Todo indicaba que iba a ser una noche de bebidas embriagantes, comidas y canciones vallenatas interpretadas por el conjunto de “Cabeto” y el Rey Vallenato “Luchito” Daza.
Entramos orondos al exclusivo lugar y nos sentamos allá, al fondo del salón, en donde incómodamente caben 50 personas. Una hora después había por lo menos 300 personas apretadas entre sí; sin embargo, todo era jolgorio y camaradería, porque todos se conocían. Inclusive, entre el tumulto estaba el legendario cantante Poncho Zuleta, el papá de “Cabeto” (Carlos Alberto Zuleta García).
En medio del contento, un poco antes de la medianoche, subió a una improvisada tarima el conjunto de “Cabeto” Zuleta y Luchito Daza.
Con su acordeón al pecho “Luchito” entonó la melodía de la canción “Mi Hermano y yo” de Emilianito Zuleta Díaz y enseguida llegó la voz de “Cabeto”:
“Hace tiempo que en mi mente existía un viejo compromiso de componer un son se trataba de hace una melodía con unos cuantos versos, con todo el corazón, pero el tiempo no es corto todavía y ya llegó el momento para poder cantar con una nota linda” con una voz sentida y ganas de llorar (bis)Todo fue tan rápido y espontaneo que –al unísono- los presentes miraron hacía el lugar en donde estaba sentado “Poncho” Zuleta para reconfirmar si era él, el que cantaba.
La voz inconfundible de éste interprete genio místico del folclor vallenato no era suplantada, surgía de la garganta de la nueva generación, de su hijo Carlos Alberto Zuleta García, “Cabeto”.

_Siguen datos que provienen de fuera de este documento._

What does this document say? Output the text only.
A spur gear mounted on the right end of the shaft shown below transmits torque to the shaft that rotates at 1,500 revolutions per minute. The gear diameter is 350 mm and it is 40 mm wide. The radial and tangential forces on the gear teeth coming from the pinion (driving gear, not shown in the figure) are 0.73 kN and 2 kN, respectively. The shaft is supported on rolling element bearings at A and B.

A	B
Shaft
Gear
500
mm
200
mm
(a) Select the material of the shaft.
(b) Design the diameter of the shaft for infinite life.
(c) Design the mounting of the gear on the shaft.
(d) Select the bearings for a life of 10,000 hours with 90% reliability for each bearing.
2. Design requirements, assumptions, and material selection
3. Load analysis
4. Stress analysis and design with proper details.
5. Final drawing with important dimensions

“Poncho” se levantó de su silla y fue hasta el escenario: abrazó a su hijo y cantó con él, mientras dos lágrimas resbalaban por sus mejillas:
“Quizás cuantas noches yo he visto salir la luna radiante por la madrugá´ quizás cuantas noches sin poder dormir a veces con ganas de irme a acostar se sufre, se goza y se vive feliz hay ratos solemnes y otros de agonía y muchas veces triste y así la gente dice que todo es alegría” (bis)La noche apenas comenzaba, mientras los Zuleta (padre e hijo) cantaban a dúo, como dos “afiebrados” cantantes. Son tal para cual, en el escenario había dos dinastías confundidas en una.
“Cabeto”, micrófono en mano, también con lagrimas en sus ojos, mostró su casta. Con su brazo izquierdo abrazó a su papá y le cantó a al oído,
“Quiero cantarle unos versos a mi viejo querido y decirle que me siento orgulloso de su canto, que su legado va a quedar en sus queridos hijos que es la continuación de un verdadero vallenato” bisEl entusiasmo se apoderó de todos los presentes quienes aplaudían si cesar al padre y al hijo. Enseguida “Poncho” respondió al verso de “Cabeto”:
Y cuando ya no cante que canten mis hijos, se los aseguro, que son mis prospectos y son mi futuro, son la tradición del vallenato Y cuando ya no cante, que cante Andrés, que cante Cabeto, Héctor Arturo que son mis prospectos son la tradición de un vallenato. Ese vallenato puro, ese puro vallenato…. BisLa noche estaba ahí, en un improvisado escenario, con dos colosos del folclor que animaban una parranda sin escatimar esfuerzo alguno, cantando versos vallenatos.
Segundos después vino la sorpresa de la madrugada, entró al escenario un grupo de mariachis y le cantó el cumpleaños a “Cabeto”:
“El día en que tú naciste nacieron todas las flores y en la pila del bautismo cantaron los ruiseñores”.Amigos de la familia le habían preparado la sorpresa a Carlos Alberto Zuleta García. Lo que vino después fue la “locura”, “Poncho” Zuleta y su hijo repitieron la hazaña y cantaron a dúo, pero esta vez cantaron rancheras.
La voz del “Pulmón de Oro” “Poncho” Zuleta se hizo sentir, mientras que la voz de “Cabeto” retumbaba melodiosa y cadenciosa por todos los rincones del recinto. Fue la noche de los Zuleta, una noche inolvidable, una noche para recordar. Hasta la próxima semana.